Mile 81
- Cover of the original e-book release
- Author: Stephen King
- Language: English
- Genre: Horror, science fiction
- Publisher: Simon & Schuster Digital
- Publication date: September 1, 2011
- Publication place: United States
- Media type: E-book
- Pages: 80

= Mile 81 =

Novella by Stephen King

Mile 81 is a novella by Stephen King, originally published as an e-book on September 1, 2011. The publication also includes an excerpt from King's novel 11/22/63, published two months later. It has also been collected in the 2015 short story collection The Bazaar of Bad Dreams.

==Summary==
At Mile 81 on the Maine Turnpike is a boarded-up rest stop, a place where teens drink and get into trouble. Pete Simmons sneaks away from his older brother and arrives there, where he finds a bottle of vodka and magazines. He drinks enough to pass out.

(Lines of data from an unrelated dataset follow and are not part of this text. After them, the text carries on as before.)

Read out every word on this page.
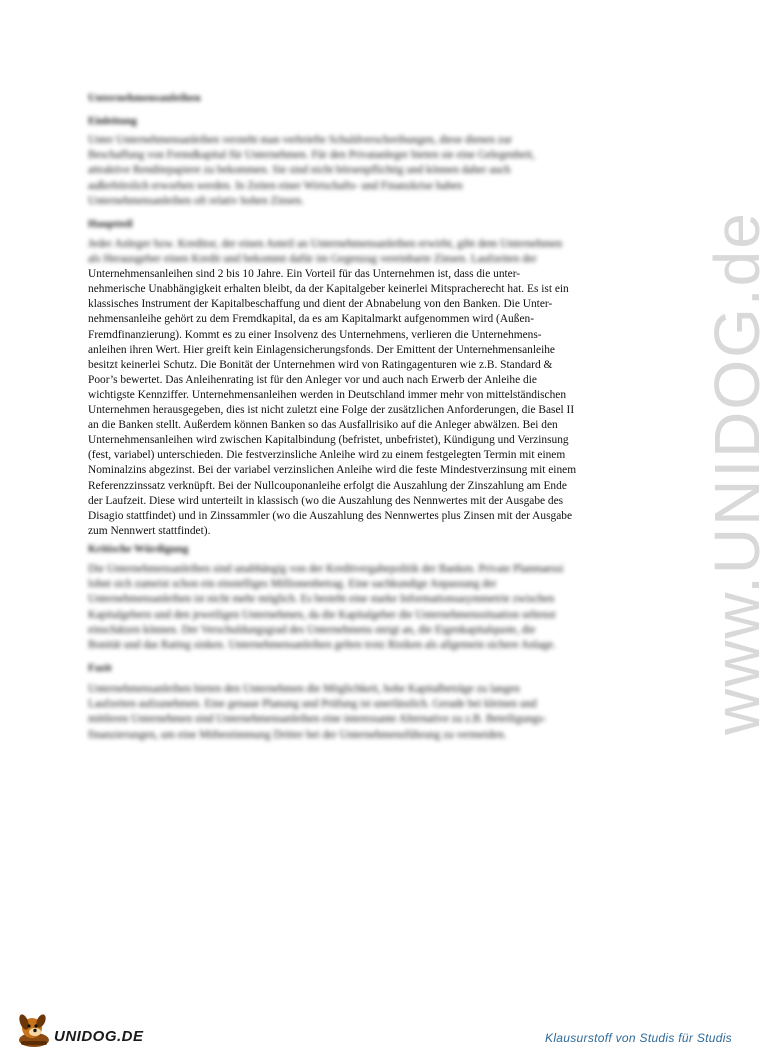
www.UNIDOG.de
Unternehmensanleihen
Einleitung
Unter Unternehmensanleihen versteht man verbriefte Schuldverschreibungen, diese dienen zur
Beschaffung von Fremdkapital für Unternehmen. Für den Privatanleger bieten sie eine Gelegenheit,
attraktive Renditepapiere zu bekommen. Sie sind nicht börsenpflichtig und können daher auch
außerbörslich erworben werden. In Zeiten einer Wirtschafts- und Finanzkrise haben
Unternehmensanleihen oft relativ hohen Zinsen.
Hauptteil
Jeder Anleger bzw. Kreditor, der einen Anteil an Unternehmensanleihen erwirbt, gibt dem Unternehmen
als Herausgeber einen Kredit und bekommt dafür im Gegenzug vereinbarte Zinsen. Laufzeiten der
Unternehmensanleihen sind 2 bis 10 Jahre. Ein Vorteil für das Unternehmen ist, dass die unter-
nehmerische Unabhängigkeit erhalten bleibt, da der Kapitalgeber keinerlei Mitspracherecht hat. Es ist ein
klassisches Instrument der Kapitalbeschaffung und dient der Abnabelung von den Banken. Die Unter-
nehmensanleihe gehört zu dem Fremdkapital, da es am Kapitalmarkt aufgenommen wird (Außen-
Fremdfinanzierung). Kommt es zu einer Insolvenz des Unternehmens, verlieren die Unternehmens-
anleihen ihren Wert. Hier greift kein Einlagensicherungsfonds. Der Emittent der Unternehmensanleihe
besitzt keinerlei Schutz. Die Bonität der Unternehmen wird von Ratingagenturen wie z.B. Standard &
Poor’s bewertet. Das Anleihenrating ist für den Anleger vor und auch nach Erwerb der Anleihe die
wichtigste Kennziffer. Unternehmensanleihen werden in Deutschland immer mehr von mittelständischen
Unternehmen herausgegeben, dies ist nicht zuletzt eine Folge der zusätzlichen Anforderungen, die Basel II
an die Banken stellt. Außerdem können Banken so das Ausfallrisiko auf die Anleger abwälzen. Bei den
Unternehmensanleihen wird zwischen Kapitalbindung (befristet, unbefristet), Kündigung und Verzinsung
(fest, variabel) unterschieden. Die festverzinsliche Anleihe wird zu einem festgelegten Termin mit einem
Nominalzins abgezinst. Bei der variabel verzinslichen Anleihe wird die feste Mindestverzinsung mit einem
Referenzzinssatz verknüpft. Bei der Nullcouponanleihe erfolgt die Auszahlung der Zinszahlung am Ende
der Laufzeit. Diese wird unterteilt in klassisch (wo die Auszahlung des Nennwertes mit der Ausgabe des
Disagio stattfindet) und in Zinssammler (wo die Auszahlung des Nennwertes plus Zinsen mit der Ausgabe
zum Nennwert stattfindet).
Kritische Würdigung
Die Unternehmensanleihen sind unabhängig von der Kreditvergabepolitik der Banken. Private Planmaessi
lohnt sich zumeist schon ein einstelliges Millionenbetrag. Eine sachkundige Anpassung der
Unternehmensanleihen ist nicht mehr möglich. Es besteht eine starke Informationsasymmetrie zwischen
Kapitalgebern und den jeweiligen Unternehmen, da die Kapitalgeber die Unternehmenssituation seltenst
einschätzen können. Der Verschuldungsgrad des Unternehmens steigt an, die Eigenkapitalquote, die
Bonität und das Rating sinken. Unternehmensanleihen gelten trotz Risiken als allgemein sichere Anlage.
Fazit
Unternehmensanleihen bieten den Unternehmen die Möglichkeit, hohe Kapitalbeträge zu langen
Laufzeiten aufzunehmen. Eine genaue Planung und Prüfung ist unerlässlich. Gerade bei kleinen und
mittleren Unternehmen sind Unternehmensanleihen eine interessante Alternative zu z.B. Beteiligungs-
finanzierungen, um eine Mitbestimmung Dritter bei der Unternehmensführung zu vermeiden.
UNIDOG.DE	Klausurstoff von Studis für Studis
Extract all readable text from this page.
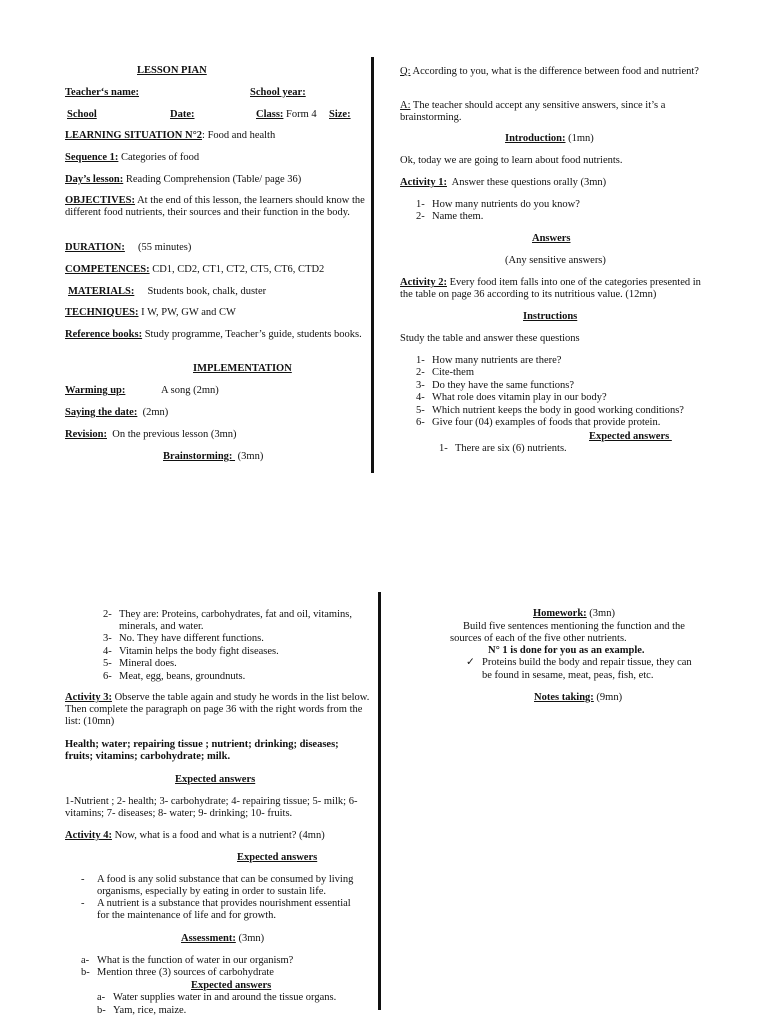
LESSON PIAN
Teacher‘s name:	School year:
School	Date:	Class: Form 4 Size:
LEARNING SITUATION N°2: Food and health
Sequence 1: Categories of food
Day’s lesson: Reading Comprehension (Table/ page 36)
OBJECTIVES: At the end of this lesson, the learners should know the different food nutrients, their sources and their function in the body.
DURATION:     (55 minutes)
COMPETENCES: CD1, CD2, CT1, CT2, CT5, CT6, CTD2
MATERIALS:     Students book, chalk, duster
TECHNIQUES: I W, PW, GW and CW
Reference books: Study programme, Teacher’s guide, students books.
IMPLEMENTATION
Warming up:	A song (2mn)
Saying the date:  (2mn)
Revision:  On the previous lesson (3mn)
Brainstorming:  (3mn)
Q: According to you, what is the difference between food and nutrient?
A: The teacher should accept any sensitive answers, since it’s a brainstorming.
Introduction: (1mn)
Ok, today we are going to learn about food nutrients.
Activity 1:  Answer these questions orally (3mn)
1- How many nutrients do you know?
2- Name them.
Answers
(Any sensitive answers)
Activity 2: Every food item falls into one of the categories presented in the table on page 36 according to its nutritious value. (12mn)
Instructions
Study the table and answer these questions
1- How many nutrients are there?
2- Cite-them
3- Do they have the same functions?
4- What role does vitamin play in our body?
5- Which nutrient keeps the body in good working conditions?
6- Give four (04) examples of foods that provide protein.
Expected answers
1- There are six (6) nutrients.
2- They are: Proteins, carbohydrates, fat and oil, vitamins,
minerals, and water.
3- No. They have different functions.
4- Vitamin helps the body fight diseases.
5- Mineral does.
6- Meat, egg, beans, groundnuts.
Activity 3: Observe the table again and study he words in the list below. Then complete the paragraph on page 36 with the right words from the list: (10mn)
Health; water; repairing tissue ; nutrient; drinking; diseases; fruits; vitamins; carbohydrate; milk.
Expected answers
1-Nutrient ; 2- health; 3- carbohydrate; 4- repairing tissue; 5- milk; 6- vitamins; 7- diseases; 8- water; 9- drinking; 10- fruits.
Activity 4: Now, what is a food and what is a nutrient? (4mn)
Expected answers
- A food is any solid substance that can be consumed by living
organisms, especially by eating in order to sustain life.
- A nutrient is a substance that provides nourishment essential
for the maintenance of life and for growth.
Assessment: (3mn)
a- What is the function of water in our organism?
b- Mention three (3) sources of carbohydrate
Expected answers
a- Water supplies water in and around the tissue organs.
b- Yam, rice, maize.
Homework: (3mn)
Build five sentences mentioning the function and the
sources of each of the five other nutrients.
N° 1 is done for you as an example.
✓ Proteins build the body and repair tissue, they can
be found in sesame, meat, peas, fish, etc.
Notes taking: (9mn)
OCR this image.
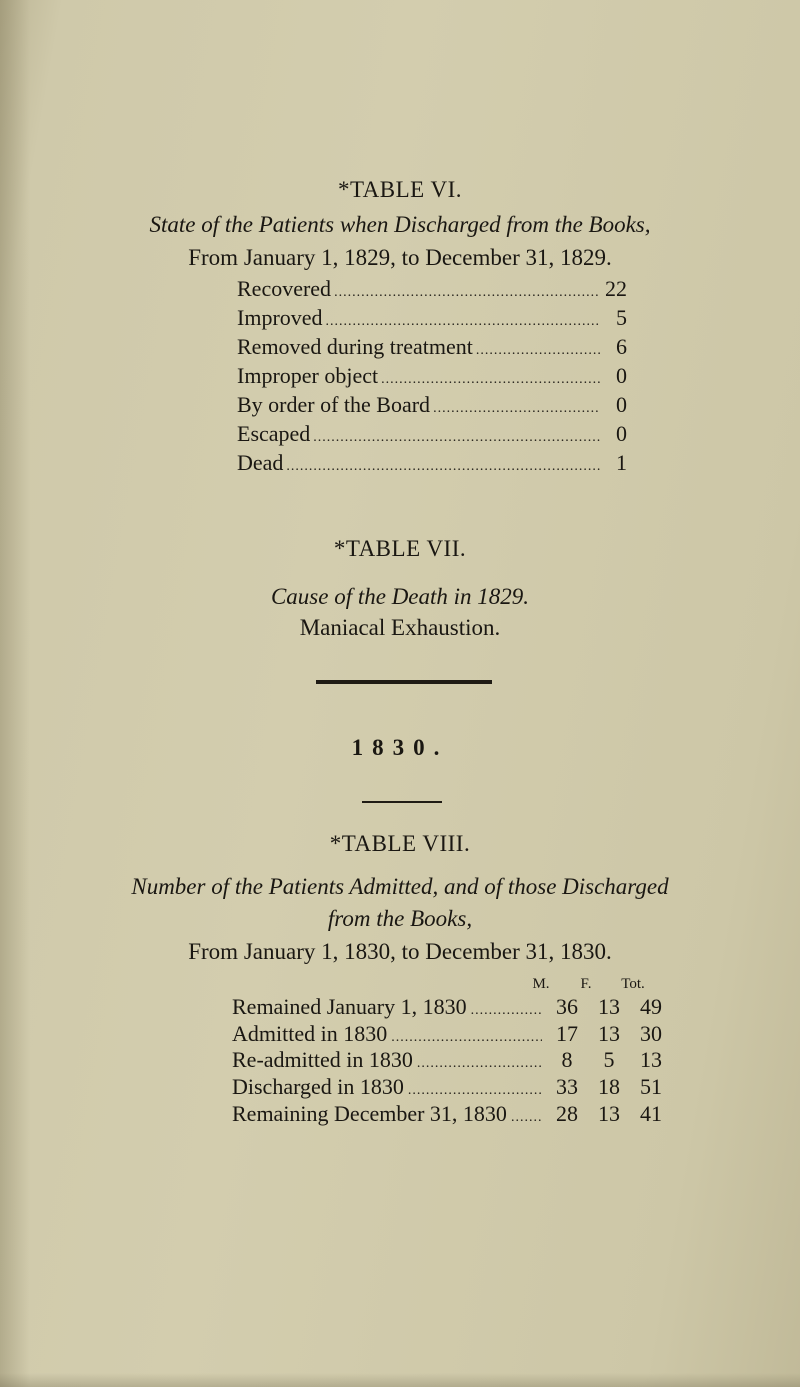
*TABLE VI.
State of the Patients when Discharged from the Books,
From January 1, 1829, to December 31, 1829.
Recovered .....	22
Improved .....	5
Removed during treatment .....	6
Improper object .....	0
By order of the Board .....	0
Escaped .....	0
Dead .....	1
*TABLE VII.
Cause of the Death in 1829.
Maniacal Exhaustion.
1830.
*TABLE VIII.
Number of the Patients Admitted, and of those Discharged
from the Books,
From January 1, 1830, to December 31, 1830.
M.	F.	Tot.
Remained January 1, 1830 .....	36 13 49
Admitted in 1830 .....	17 13 30
Re-admitted in 1830 .....	8	5	13
Discharged in 1830 .....	33 18 51
Remaining December 31, 1830 .....	28 13 41
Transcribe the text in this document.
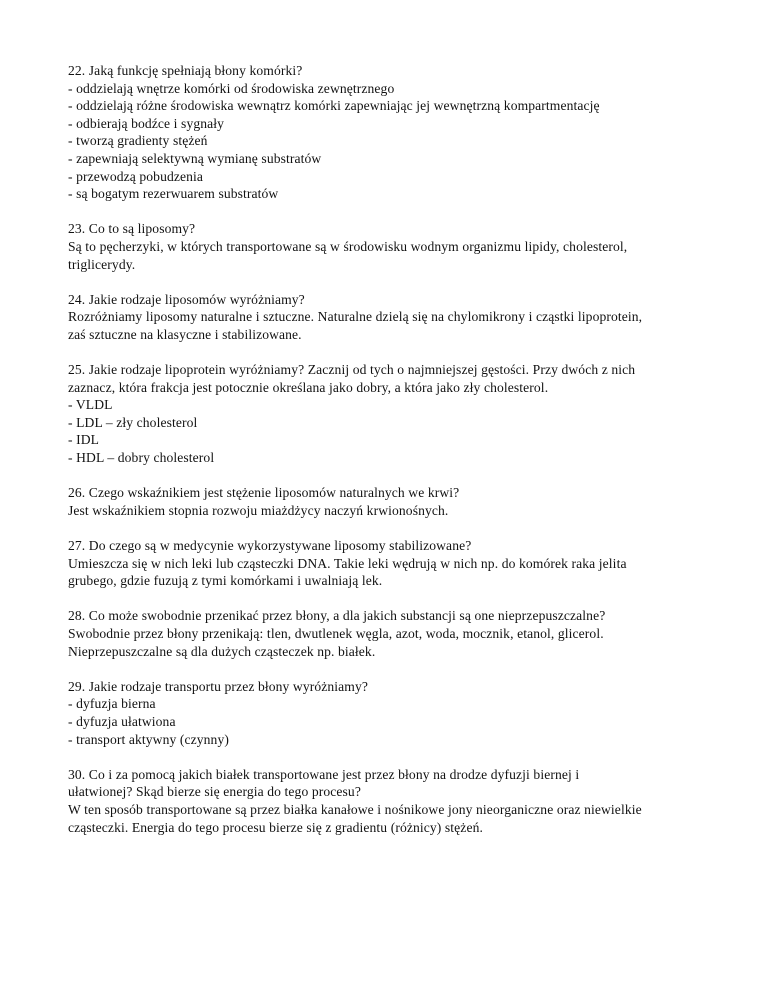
22. Jaką funkcję spełniają błony komórki?
- oddzielają wnętrze komórki od środowiska zewnętrznego
- oddzielają różne środowiska wewnątrz komórki zapewniając jej wewnętrzną kompartmentację
- odbierają bodźce i sygnały
- tworzą gradienty stężeń
- zapewniają selektywną wymianę substratów
- przewodzą pobudzenia
- są bogatym rezerwuarem substratów
23. Co to są liposomy?
Są to pęcherzyki, w których transportowane są w środowisku wodnym organizmu lipidy, cholesterol,
triglicerydy.
24. Jakie rodzaje liposomów wyróżniamy?
Rozróżniamy liposomy naturalne i sztuczne. Naturalne dzielą się na chylomikrony i cząstki lipoprotein,
zaś sztuczne na klasyczne i stabilizowane.
25. Jakie rodzaje lipoprotein wyróżniamy? Zacznij od tych o najmniejszej gęstości. Przy dwóch z nich
zaznacz, która frakcja jest potocznie określana jako dobry, a która jako zły cholesterol.
- VLDL
- LDL – zły cholesterol
- IDL
- HDL – dobry cholesterol
26. Czego wskaźnikiem jest stężenie liposomów naturalnych we krwi?
Jest wskaźnikiem stopnia rozwoju miażdżycy naczyń krwionośnych.
27. Do czego są w medycynie wykorzystywane liposomy stabilizowane?
Umieszcza się w nich leki lub cząsteczki DNA. Takie leki wędrują w nich np. do komórek raka jelita
grubego, gdzie fuzują z tymi komórkami i uwalniają lek.
28. Co może swobodnie przenikać przez błony, a dla jakich substancji są one nieprzepuszczalne?
Swobodnie przez błony przenikają: tlen, dwutlenek węgla, azot, woda, mocznik, etanol, glicerol.
Nieprzepuszczalne są dla dużych cząsteczek np. białek.
29. Jakie rodzaje transportu przez błony wyróżniamy?
- dyfuzja bierna
- dyfuzja ułatwiona
- transport aktywny (czynny)
30. Co i za pomocą jakich białek transportowane jest przez błony na drodze dyfuzji biernej i
ułatwionej? Skąd bierze się energia do tego procesu?
W ten sposób transportowane są przez białka kanałowe i nośnikowe jony nieorganiczne oraz niewielkie
cząsteczki. Energia do tego procesu bierze się z gradientu (różnicy) stężeń.
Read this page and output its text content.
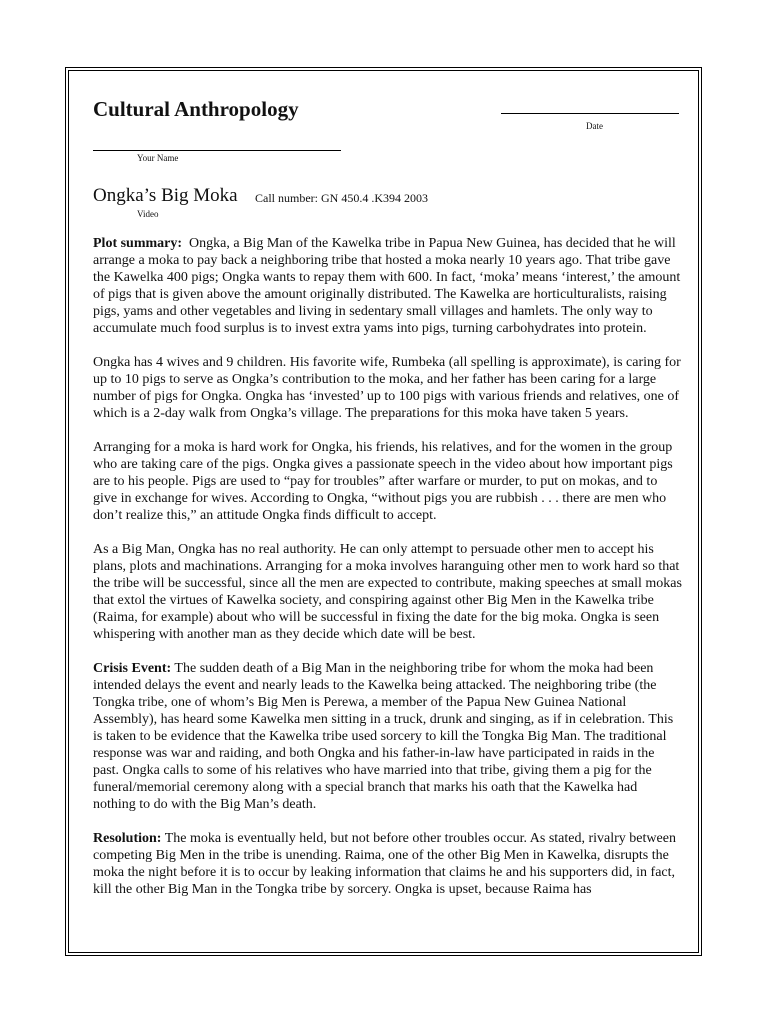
Cultural Anthropology
Date
Your Name
Ongka’s Big Moka Call number: GN 450.4 .K394 2003
Video

Plot summary: Ongka, a Big Man of the Kawelka tribe in Papua New Guinea, has decided that he will arrange a moka to pay back a neighboring tribe that hosted a moka nearly 10 years ago. That tribe gave the Kawelka 400 pigs; Ongka wants to repay them with 600. In fact, ‘moka’ means ‘interest,’ the amount of pigs that is given above the amount originally distributed. The Kawelka are horticulturalists, raising pigs, yams and other vegetables and living in sedentary small villages and hamlets. The only way to accumulate much food surplus is to invest extra yams into pigs, turning carbohydrates into protein.

Ongka has 4 wives and 9 children. His favorite wife, Rumbeka (all spelling is approximate), is caring for up to 10 pigs to serve as Ongka’s contribution to the moka, and her father has been caring for a large number of pigs for Ongka. Ongka has ‘invested’ up to 100 pigs with various friends and relatives, one of which is a 2-day walk from Ongka’s village. The preparations for this moka have taken 5 years.

Arranging for a moka is hard work for Ongka, his friends, his relatives, and for the women in the group who are taking care of the pigs. Ongka gives a passionate speech in the video about how important pigs are to his people. Pigs are used to “pay for troubles” after warfare or murder, to put on mokas, and to give in exchange for wives. According to Ongka, “without pigs you are rubbish . . . there are men who don’t realize this,” an attitude Ongka finds difficult to accept.

As a Big Man, Ongka has no real authority. He can only attempt to persuade other men to accept his plans, plots and machinations. Arranging for a moka involves haranguing other men to work hard so that the tribe will be successful, since all the men are expected to contribute, making speeches at small mokas that extol the virtues of Kawelka society, and conspiring against other Big Men in the Kawelka tribe (Raima, for example) about who will be successful in fixing the date for the big moka. Ongka is seen whispering with another man as they decide which date will be best.

Crisis Event: The sudden death of a Big Man in the neighboring tribe for whom the moka had been intended delays the event and nearly leads to the Kawelka being attacked. The neighboring tribe (the Tongka tribe, one of whom’s Big Men is Perewa, a member of the Papua New Guinea National Assembly), has heard some Kawelka men sitting in a truck, drunk and singing, as if in celebration. This is taken to be evidence that the Kawelka tribe used sorcery to kill the Tongka Big Man. The traditional response was war and raiding, and both Ongka and his father-in-law have participated in raids in the past. Ongka calls to some of his relatives who have married into that tribe, giving them a pig for the funeral/memorial ceremony along with a special branch that marks his oath that the Kawelka had nothing to do with the Big Man’s death.

Resolution: The moka is eventually held, but not before other troubles occur. As stated, rivalry between competing Big Men in the tribe is unending. Raima, one of the other Big Men in Kawelka, disrupts the moka the night before it is to occur by leaking information that claims he and his supporters did, in fact, kill the other Big Man in the Tongka tribe by sorcery. Ongka is upset, because Raima has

A mud-covered station wagon (when there had not been any rain in New England for over a week) veers into the Mile 81 rest area, ignoring the sign that says "closed, no services". The driver's door opens but nobody gets out.

It is eventually revealed that the "station wagon" is not a station wagon at all, but a sentient, extraterrestrial entity that only assumed the form of an earthly vehicle in order to lure in unsuspecting victims.

==Reception==
The story received a starred review from Library Journal with Mike Rogers calling it a no-brainer to purchase. Publishers Weekly called the story unnerving.

==Adaptation==
In February 2019, it was announced that a film adaptation is in development, with Alastair Lagrand set to direct.